For a quick lunch, Sunbake shawarma are a reliable choice. Whether made with tannour or saj pita, they are slathered with garlicky toum and filled with shredded chicken and pickles.  As far as shawarma go the chicken at Sunbake is on the dry side, but it’s a textural fantasy as the charred flecks of crispy meat mingle with the cool, crunchy pickles.

The savoury pies called manakeesh are pitas baked with toppings that run the gamut from simple oil-and-spice garnishes to the stuff you might find on a deluxe pizza.  They are served as open rounds, but folded in half to be eaten.  The dough is soft and tender, with patches of cracker-like crispiness.   

For its sheer simplicity and unique flavour, my favourite is the cheese and zaatar pie, with gooey cheese mottled orange and white and a heavy dose of zaatar spice mix.  The oil that comes out of the melted cheese is stained by the spices and carries their flavour beautifully; the combination of sour sumac, nutty sesame seeds, and dried herbs is magic.

The manakeesh variations are vast and worth exploring.  There’s a potato pie with fluffy mounds of barely-cooked grated potato dusted with sumac; the hot chicken has a spicy-sour profile similar to Tabasco; the creamy spinach and cheese pie has a surprisingly intense, searing lemon flavour.

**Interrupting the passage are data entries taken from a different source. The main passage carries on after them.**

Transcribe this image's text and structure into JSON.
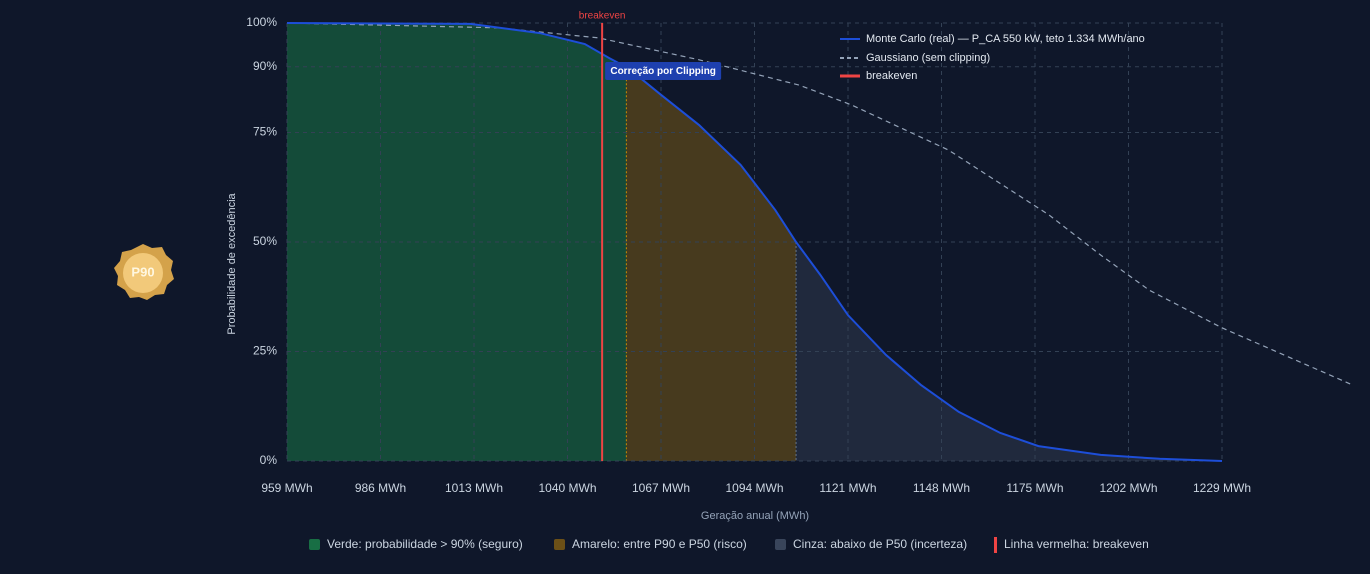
{
  "chart_data": {
    "type": "line",
    "y_label": "Probabilidade de excedência",
    "x_label": "Geração anual (MWh)",
    "xlim": [
      959,
      1229
    ],
    "ylim": [
      0,
      100
    ],
    "xticks": [
      {
        "value": 959,
        "label": "959 MWh"
      },
      {
        "value": 986,
        "label": "986 MWh"
      },
      {
        "value": 1013,
        "label": "1013 MWh"
      },
      {
        "value": 1040,
        "label": "1040 MWh"
      },
      {
        "value": 1067,
        "label": "1067 MWh"
      },
      {
        "value": 1094,
        "label": "1094 MWh"
      },
      {
        "value": 1121,
        "label": "1121 MWh"
      },
      {
        "value": 1148,
        "label": "1148 MWh"
      },
      {
        "value": 1175,
        "label": "1175 MWh"
      },
      {
        "value": 1202,
        "label": "1202 MWh"
      },
      {
        "value": 1229,
        "label": "1229 MWh"
      }
    ],
    "yticks": [
      {
        "value": 0,
        "label": "0%"
      },
      {
        "value": 25,
        "label": "25%"
      },
      {
        "value": 50,
        "label": "50%"
      },
      {
        "value": 75,
        "label": "75%"
      },
      {
        "value": 90,
        "label": "90%"
      },
      {
        "value": 100,
        "label": "100%"
      }
    ],
    "grid": true,
    "legend_corner": "top-right",
    "series": [
      {
        "name": "Monte Carlo (real) — P_CA 550 kW, teto 1.334 MWh/ano",
        "color": "#1d4ed8",
        "style": "solid",
        "x": [
          959,
          1012,
          1032,
          1045,
          1052,
          1057.5,
          1067,
          1078,
          1090,
          1100,
          1106,
          1113,
          1121,
          1132,
          1142,
          1153,
          1165,
          1176,
          1194,
          1211,
          1229
        ],
        "values": [
          100,
          99.8,
          97.7,
          95.2,
          92,
          89.7,
          83.6,
          76.7,
          67.6,
          57.3,
          50,
          42.5,
          33.3,
          24.2,
          17.4,
          11.2,
          6.4,
          3.4,
          1.4,
          0.5,
          0
        ]
      },
      {
        "name": "Gaussiano (sem clipping)",
        "color": "#94a3b8",
        "style": "dashed",
        "x": [
          959,
          1020,
          1049,
          1078,
          1107,
          1122,
          1150,
          1179,
          1194,
          1208,
          1229,
          1266
        ],
        "values": [
          100,
          98.9,
          96.6,
          91.6,
          85.8,
          81.3,
          71,
          56.2,
          47,
          39,
          30.4,
          17.6
        ]
      }
    ],
    "breakeven": {
      "name": "breakeven",
      "value": 1050,
      "color": "#ef4444"
    },
    "annotation": {
      "text": "Correção por Clipping",
      "color": "#1e40af"
    },
    "zones": [
      {
        "label": "Verde: probabilidade > 90% (seguro)",
        "from": 959,
        "to": 1057,
        "color": "#22c55e"
      },
      {
        "label": "Amarelo: entre P90 e P50 (risco)",
        "from": 1057,
        "to": 1106,
        "color": "#ca8a04"
      },
      {
        "label": "Cinza: abaixo de P50 (incerteza)",
        "from": 1106,
        "to": 1229,
        "color": "#64748b"
      }
    ],
    "breakeven_legend": "Linha vermelha: breakeven",
    "badge": "P90"
  }
}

There are other gems to discover quite apart from the pitas.  The little turnovers called fatayer are stuffed with meat or cheese and folded into shapes that have always reminded me of fancy hats.  On one side of Sunbake there is an entire counter devoted to bulk roasted nuts, and on the other a large cooler with bottles of pop, juice, and tangy fermented kefir.  There are also trays of delicate, leafy pastries, made at Paradiso down the street.